The Lukenie River flows from the east and runs through the southern part of the district.
The Lukenie joins with the Fimi River, which drains Lake Mai-Ndombe and continues westward to join the Kasai at Mushie.

The district includes the Mai Ndombe Conservation Concession, an area of 299640 ha on the western shore of Lake Mai Ndombe in the Inongo Territory. The concession extends over the Ntomba, Baselenge, and Bolia sectors.
This is the first REDD+ community-based forest conservation project in the country.

==Economy==
Even by the standards of the country, Mai-Ndombe District is relatively undeveloped. During the colonial era the region was a major producer of rubber, copal, textile fibers, palm nuts and lumber. Since independence it has been neglected. Buildings such as schools, health centers, hospitals, offices and churches from the earlier period have been allowed to deteriorate. Although roads in Kutu territory have been maintained by non-government organizations, Oswhe territory in the east no longer has any roads or bridges. Ports have also been abandoned. The Forest Development Corporation SODEFOR employs several hundred workers, and a few other companies also operate in the district.

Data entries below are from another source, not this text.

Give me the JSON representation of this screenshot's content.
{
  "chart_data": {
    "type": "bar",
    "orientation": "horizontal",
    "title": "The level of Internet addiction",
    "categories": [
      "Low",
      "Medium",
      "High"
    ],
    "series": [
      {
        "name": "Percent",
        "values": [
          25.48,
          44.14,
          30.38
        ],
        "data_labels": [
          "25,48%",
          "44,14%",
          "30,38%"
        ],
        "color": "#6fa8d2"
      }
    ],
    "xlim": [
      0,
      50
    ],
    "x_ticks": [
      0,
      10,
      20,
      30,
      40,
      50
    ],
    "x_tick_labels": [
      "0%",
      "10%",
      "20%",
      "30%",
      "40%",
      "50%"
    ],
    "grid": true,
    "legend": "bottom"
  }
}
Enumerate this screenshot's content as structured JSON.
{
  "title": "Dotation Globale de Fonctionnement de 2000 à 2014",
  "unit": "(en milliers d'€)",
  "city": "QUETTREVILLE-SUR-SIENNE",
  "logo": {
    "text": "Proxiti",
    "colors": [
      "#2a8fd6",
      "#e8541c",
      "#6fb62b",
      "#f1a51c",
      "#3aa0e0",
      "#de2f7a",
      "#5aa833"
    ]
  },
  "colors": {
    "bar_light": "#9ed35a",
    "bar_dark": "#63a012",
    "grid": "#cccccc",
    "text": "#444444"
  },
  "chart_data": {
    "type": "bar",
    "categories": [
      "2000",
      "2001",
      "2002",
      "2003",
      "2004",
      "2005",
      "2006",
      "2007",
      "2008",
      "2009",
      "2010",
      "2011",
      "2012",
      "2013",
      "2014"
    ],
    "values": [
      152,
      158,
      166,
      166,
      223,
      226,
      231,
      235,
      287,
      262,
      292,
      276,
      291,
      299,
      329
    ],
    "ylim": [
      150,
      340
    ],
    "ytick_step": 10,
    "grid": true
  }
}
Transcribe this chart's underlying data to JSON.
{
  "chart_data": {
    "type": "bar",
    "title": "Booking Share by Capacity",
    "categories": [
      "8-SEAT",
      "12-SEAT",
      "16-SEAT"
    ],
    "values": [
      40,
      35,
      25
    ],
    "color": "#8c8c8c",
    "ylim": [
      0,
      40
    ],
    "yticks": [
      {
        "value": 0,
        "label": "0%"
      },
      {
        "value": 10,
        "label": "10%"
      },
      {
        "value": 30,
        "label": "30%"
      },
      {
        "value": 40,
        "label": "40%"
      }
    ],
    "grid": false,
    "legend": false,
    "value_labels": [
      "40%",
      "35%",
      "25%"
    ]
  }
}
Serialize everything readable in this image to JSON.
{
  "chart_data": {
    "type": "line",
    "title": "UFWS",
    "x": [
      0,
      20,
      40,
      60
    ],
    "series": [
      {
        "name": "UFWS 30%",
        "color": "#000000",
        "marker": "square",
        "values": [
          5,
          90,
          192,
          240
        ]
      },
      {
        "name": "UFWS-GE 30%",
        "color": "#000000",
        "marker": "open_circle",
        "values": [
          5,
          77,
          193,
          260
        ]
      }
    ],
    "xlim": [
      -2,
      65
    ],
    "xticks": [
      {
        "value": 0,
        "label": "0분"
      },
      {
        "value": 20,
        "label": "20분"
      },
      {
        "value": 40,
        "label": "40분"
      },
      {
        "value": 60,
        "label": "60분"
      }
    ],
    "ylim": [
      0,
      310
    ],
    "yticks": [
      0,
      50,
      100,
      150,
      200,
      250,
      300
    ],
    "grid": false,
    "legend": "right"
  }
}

Bokoro, Inongo, Kiri, Kutu, Nioki, Oshwe

==Administrative divisions==
Mai-Ndombe included the following territory-level division units:

===Territories===
- Inongo
- Kiri
- Kutu
- Nioki
- Oshwe

The administrative center is the town of Inongo on the east shore of Lake Mai-Ndombe.

Under the February 2006 constitution, Plateaux District, Mai-Ndombe District and the city of Bandundu were to be combined into a new Mai-Ndombe Province, with the change taking effect before 18 February 2009.
As of October 2010, this had not taken place, and the ruling party was calling for a further extension to the deadline.